June 11, 2012
Mad Men finale: did my nose just start bleeding?
Hey, has anyone figured out what the theme of this season of Mad Men was? 'Cause I'm not sure I quite got it. Maybe something about how even when you get what you wait, you're still not happy? Or maybe that ambition and desire are great motivators, but success and wish-fulfillment have a cost? Or that the things we want are always just out of reach, even when it seems like we've attained them? Or that satisfaction is fleeting and elusive? Or that you can find happiness, but it wears off?
Let's try to find a few dozen more ways to say the same thing, shall we? Because that's what this season felt like to me. My favorite descriptions of this season are in Time, last month ("The episodes sometimes feel overcrafted, the symbols and themes double-underlined.") and a great piece today about how the season feels like it's explaining its own jokes. Not only did the whole season keep coming back to the same central theme over and over again, but each individual episode was very overtly about some related theme (like competitiveness, ambition, disappointment, disillusionment, etc, get out the thesaurus.) The themes in themselves are interesting, and the story lines in which the characters played out those themes were fine, but man, just about every episode felt eye-wateringly, sucker-punchingly on the nose.

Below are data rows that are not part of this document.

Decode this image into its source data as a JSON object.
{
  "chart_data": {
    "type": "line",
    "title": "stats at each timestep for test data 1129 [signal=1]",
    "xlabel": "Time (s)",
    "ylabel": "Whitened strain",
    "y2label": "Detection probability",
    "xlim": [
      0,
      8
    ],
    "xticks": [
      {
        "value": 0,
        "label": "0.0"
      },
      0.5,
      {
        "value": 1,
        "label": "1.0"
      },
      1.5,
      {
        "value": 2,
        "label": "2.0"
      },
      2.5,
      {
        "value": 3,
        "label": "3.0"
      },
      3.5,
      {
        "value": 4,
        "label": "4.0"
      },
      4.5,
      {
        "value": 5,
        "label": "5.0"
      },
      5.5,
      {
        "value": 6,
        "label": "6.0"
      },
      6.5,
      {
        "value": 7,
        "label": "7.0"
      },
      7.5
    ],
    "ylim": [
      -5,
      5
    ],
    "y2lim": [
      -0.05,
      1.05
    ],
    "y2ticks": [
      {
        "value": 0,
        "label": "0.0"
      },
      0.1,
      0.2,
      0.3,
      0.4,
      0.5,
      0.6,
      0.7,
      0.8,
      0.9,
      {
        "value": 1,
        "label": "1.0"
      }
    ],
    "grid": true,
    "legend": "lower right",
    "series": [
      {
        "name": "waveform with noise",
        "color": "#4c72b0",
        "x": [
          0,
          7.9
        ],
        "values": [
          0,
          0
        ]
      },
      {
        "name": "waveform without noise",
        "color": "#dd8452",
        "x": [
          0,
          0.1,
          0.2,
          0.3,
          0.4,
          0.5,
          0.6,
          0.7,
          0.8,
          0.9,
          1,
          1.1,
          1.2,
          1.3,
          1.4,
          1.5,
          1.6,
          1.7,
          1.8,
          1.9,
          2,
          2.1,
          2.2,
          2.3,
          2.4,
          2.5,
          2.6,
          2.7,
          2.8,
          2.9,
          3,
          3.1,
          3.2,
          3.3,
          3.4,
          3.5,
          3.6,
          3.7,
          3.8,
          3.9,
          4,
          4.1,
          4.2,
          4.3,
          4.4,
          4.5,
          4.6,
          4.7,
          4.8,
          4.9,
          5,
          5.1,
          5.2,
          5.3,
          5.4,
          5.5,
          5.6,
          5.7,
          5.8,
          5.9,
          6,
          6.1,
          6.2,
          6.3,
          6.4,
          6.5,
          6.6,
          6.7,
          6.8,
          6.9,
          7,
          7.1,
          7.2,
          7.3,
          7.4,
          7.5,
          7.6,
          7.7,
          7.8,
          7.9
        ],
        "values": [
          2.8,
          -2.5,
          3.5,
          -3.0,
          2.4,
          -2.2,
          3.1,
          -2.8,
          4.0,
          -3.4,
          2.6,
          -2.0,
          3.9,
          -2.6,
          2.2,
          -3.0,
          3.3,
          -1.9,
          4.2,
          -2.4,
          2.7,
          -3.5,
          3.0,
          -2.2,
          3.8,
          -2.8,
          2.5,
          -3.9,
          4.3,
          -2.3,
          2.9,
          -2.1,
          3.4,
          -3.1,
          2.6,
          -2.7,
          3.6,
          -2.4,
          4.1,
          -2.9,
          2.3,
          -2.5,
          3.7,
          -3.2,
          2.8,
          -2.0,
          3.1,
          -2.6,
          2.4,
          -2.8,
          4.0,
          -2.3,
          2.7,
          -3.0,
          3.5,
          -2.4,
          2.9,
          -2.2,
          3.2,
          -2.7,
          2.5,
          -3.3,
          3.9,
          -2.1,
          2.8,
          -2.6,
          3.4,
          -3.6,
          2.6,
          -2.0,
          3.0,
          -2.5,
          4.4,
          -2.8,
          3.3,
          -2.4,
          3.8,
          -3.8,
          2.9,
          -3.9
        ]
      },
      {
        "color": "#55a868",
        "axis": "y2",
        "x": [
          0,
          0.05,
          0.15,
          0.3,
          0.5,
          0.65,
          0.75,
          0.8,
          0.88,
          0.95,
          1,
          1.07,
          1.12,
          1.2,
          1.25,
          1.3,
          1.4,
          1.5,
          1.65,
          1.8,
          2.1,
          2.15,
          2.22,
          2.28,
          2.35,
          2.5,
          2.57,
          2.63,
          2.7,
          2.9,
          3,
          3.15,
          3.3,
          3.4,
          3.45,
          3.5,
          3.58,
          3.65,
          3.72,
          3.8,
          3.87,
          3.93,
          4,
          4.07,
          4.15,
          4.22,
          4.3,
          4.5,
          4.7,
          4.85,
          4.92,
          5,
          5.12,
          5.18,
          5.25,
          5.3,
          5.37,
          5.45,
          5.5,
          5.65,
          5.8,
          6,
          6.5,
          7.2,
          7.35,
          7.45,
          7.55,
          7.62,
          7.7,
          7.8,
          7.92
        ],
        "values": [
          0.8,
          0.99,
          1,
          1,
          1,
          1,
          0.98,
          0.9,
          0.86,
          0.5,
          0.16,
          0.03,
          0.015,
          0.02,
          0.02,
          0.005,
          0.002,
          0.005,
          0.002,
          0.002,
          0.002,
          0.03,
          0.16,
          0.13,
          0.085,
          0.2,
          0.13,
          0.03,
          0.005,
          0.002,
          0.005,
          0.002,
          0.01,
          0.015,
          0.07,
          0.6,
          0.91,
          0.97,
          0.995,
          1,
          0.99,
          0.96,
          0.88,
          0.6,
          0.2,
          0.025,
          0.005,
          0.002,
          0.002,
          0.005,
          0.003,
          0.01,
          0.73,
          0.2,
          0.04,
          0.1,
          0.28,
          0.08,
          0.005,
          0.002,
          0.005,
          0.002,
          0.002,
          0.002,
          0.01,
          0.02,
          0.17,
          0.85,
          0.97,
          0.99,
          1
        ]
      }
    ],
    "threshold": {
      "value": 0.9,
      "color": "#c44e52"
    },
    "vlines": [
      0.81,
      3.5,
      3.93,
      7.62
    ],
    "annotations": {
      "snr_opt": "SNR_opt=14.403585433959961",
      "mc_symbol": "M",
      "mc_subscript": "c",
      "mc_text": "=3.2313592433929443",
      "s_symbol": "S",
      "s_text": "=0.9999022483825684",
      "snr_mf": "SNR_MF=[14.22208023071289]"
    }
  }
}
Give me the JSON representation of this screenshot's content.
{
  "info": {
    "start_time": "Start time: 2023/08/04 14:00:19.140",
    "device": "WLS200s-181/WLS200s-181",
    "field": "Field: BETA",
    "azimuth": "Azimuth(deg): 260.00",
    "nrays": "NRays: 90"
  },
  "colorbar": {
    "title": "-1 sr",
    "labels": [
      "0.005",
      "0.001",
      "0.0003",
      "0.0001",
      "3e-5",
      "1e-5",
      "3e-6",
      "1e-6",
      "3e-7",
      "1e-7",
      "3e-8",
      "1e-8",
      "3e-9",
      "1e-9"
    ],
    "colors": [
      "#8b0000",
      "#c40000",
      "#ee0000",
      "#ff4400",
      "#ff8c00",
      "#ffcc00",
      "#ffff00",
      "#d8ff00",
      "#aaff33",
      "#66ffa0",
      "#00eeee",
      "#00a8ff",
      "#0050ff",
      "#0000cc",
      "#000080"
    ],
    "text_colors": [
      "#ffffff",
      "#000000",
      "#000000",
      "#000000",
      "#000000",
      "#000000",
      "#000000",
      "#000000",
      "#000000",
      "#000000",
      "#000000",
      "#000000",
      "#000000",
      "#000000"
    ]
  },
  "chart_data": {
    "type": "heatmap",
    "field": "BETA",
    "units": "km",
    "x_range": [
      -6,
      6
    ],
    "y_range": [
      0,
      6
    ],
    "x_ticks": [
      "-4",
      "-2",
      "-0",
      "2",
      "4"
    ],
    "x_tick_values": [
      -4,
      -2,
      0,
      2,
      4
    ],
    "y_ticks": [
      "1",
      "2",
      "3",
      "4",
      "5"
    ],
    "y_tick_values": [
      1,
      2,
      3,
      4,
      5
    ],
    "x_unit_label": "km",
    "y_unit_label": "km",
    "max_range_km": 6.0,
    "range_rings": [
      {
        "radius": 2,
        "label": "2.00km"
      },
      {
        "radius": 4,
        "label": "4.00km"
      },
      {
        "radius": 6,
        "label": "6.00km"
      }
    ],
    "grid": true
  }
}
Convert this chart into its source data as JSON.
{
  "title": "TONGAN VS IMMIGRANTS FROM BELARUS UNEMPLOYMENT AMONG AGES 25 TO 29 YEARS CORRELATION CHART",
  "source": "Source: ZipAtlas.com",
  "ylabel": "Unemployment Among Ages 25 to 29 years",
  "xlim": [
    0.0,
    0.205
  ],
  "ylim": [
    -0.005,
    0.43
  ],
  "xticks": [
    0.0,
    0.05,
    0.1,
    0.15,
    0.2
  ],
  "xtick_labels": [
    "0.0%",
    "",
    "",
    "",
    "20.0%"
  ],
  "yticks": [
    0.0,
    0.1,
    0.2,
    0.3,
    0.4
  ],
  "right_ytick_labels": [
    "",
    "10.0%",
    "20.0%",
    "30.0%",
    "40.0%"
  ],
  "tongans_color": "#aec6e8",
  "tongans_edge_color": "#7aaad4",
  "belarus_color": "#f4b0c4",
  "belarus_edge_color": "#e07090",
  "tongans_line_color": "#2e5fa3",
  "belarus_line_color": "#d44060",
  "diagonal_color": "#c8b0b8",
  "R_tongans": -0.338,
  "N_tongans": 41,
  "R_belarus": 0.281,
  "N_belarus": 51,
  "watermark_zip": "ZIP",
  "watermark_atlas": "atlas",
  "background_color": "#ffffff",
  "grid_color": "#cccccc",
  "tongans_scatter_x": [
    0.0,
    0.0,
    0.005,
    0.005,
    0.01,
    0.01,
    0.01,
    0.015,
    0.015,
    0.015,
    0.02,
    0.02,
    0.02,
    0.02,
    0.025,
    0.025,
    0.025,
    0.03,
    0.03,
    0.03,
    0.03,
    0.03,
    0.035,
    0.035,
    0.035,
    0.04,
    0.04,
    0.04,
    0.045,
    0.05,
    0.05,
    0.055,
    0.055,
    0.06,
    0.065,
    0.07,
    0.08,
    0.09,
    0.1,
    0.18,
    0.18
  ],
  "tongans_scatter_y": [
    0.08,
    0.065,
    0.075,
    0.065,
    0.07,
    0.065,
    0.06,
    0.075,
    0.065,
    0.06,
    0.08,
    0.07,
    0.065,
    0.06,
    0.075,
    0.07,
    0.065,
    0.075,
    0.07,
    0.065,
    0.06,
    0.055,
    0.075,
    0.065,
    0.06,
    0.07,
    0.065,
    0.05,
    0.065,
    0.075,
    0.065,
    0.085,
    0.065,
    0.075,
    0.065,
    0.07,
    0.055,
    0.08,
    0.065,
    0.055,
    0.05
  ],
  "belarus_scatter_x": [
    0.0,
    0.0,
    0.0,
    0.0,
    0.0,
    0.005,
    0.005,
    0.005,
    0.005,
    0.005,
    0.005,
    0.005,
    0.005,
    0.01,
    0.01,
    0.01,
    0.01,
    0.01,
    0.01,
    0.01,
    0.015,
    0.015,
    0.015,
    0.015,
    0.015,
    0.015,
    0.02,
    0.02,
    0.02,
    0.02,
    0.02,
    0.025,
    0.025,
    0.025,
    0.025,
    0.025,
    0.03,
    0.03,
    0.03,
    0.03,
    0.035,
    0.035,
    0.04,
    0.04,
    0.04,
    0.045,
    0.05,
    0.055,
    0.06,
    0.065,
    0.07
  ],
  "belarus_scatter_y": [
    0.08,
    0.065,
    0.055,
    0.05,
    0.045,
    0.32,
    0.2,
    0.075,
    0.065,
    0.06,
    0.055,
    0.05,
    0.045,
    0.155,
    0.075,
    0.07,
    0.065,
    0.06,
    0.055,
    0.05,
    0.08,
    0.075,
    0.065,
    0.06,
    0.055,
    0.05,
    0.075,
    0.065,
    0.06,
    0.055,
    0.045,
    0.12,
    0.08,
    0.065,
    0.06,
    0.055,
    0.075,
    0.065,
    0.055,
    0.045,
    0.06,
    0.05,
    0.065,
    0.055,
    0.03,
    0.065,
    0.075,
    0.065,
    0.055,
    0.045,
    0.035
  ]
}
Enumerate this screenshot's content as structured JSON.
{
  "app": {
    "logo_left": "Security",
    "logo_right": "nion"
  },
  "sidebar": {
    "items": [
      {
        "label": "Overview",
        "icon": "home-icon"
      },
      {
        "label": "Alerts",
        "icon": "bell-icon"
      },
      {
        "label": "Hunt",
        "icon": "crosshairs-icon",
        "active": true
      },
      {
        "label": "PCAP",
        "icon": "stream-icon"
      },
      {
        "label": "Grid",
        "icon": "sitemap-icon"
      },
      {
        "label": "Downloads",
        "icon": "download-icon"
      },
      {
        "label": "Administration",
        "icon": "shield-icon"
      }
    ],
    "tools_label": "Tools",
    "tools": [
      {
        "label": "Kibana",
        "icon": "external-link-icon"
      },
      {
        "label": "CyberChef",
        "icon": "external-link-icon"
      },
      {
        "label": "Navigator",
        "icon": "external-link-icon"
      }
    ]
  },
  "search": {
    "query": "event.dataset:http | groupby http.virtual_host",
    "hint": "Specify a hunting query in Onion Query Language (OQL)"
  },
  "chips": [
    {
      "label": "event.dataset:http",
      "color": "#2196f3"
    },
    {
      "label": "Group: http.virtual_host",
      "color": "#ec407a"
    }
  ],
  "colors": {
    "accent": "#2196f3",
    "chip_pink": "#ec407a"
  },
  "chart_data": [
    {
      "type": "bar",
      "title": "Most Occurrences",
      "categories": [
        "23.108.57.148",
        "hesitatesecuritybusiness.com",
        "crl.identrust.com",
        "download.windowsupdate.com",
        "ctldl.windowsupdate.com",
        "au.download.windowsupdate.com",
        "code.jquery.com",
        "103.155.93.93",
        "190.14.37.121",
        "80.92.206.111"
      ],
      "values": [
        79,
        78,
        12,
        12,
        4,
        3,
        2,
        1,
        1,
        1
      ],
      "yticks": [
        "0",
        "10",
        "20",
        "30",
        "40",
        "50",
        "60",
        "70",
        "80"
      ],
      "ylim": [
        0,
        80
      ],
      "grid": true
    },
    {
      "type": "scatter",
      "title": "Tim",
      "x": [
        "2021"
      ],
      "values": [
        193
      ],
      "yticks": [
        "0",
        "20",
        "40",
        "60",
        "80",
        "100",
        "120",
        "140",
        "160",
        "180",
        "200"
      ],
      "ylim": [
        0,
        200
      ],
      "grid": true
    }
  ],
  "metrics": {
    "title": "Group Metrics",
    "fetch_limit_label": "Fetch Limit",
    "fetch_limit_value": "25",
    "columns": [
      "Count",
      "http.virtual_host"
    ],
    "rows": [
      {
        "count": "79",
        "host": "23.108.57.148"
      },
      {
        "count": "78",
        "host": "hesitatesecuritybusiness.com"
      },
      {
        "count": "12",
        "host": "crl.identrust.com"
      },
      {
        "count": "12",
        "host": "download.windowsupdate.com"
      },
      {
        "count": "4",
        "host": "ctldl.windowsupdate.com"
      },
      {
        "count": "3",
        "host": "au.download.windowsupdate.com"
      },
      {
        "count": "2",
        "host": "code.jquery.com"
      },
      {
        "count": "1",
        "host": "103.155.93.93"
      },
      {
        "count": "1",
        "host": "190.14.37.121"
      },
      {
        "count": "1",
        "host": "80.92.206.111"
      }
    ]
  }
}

The finale had some good stuff in it, but first, the parts that bugged me: how many times did we need Lane's wife to say some version of "We stiff-upper-lipped British just get on with it, so don't give me that yank consoling business"? Three times? Because I think that's how many times she said it in one short scene. How many times did Marie have to say "Just give up on acting, it's a dream that's not panning out" to Megan? Three, four times? Maybe they didn't quite get it. One more time, Marie.
The parts I liked were Don and Peggy in the movie theater. They were so happy to see each other and so relaxed and comfortable together, it was a relief after all that Pete Campbell existential agony with Gilmore Girl who is so wrong for that role I can't believe it. Even if we had to hear how Don doesn't like it when people he loves grow up and don't need him anymore, AGAIN, it was still a nice and reasonably subtle scene. I also loved the scene of Megan getting ready to shoot the commercial when Don kisses her and walks away from that brightly-lit beautiful set into blackness (above). The season really could have ended right there. Even though he has a semi-functioning marriage and is trying to do the right thing, Don's still alone in the world. We get it.
But wait! Maybe we don't quite get it! Let's add one more scene in which a fetching young woman walks up to Don in a bar and asks, "Are you alone?" Don ponders this question grimly. Because yes, he is alone. On an existential level. Silence. He doesn't need to answer the question because Don and the audience and everybody on the planet have already answered it for him 10,000 times just in the last three episodes. End of season 5.
One more thing: I guess it would be a sign of mental instability if another character were dropping acid and getting naked alone in their apartments, but when it's Roger Sterling, it's just fantastic.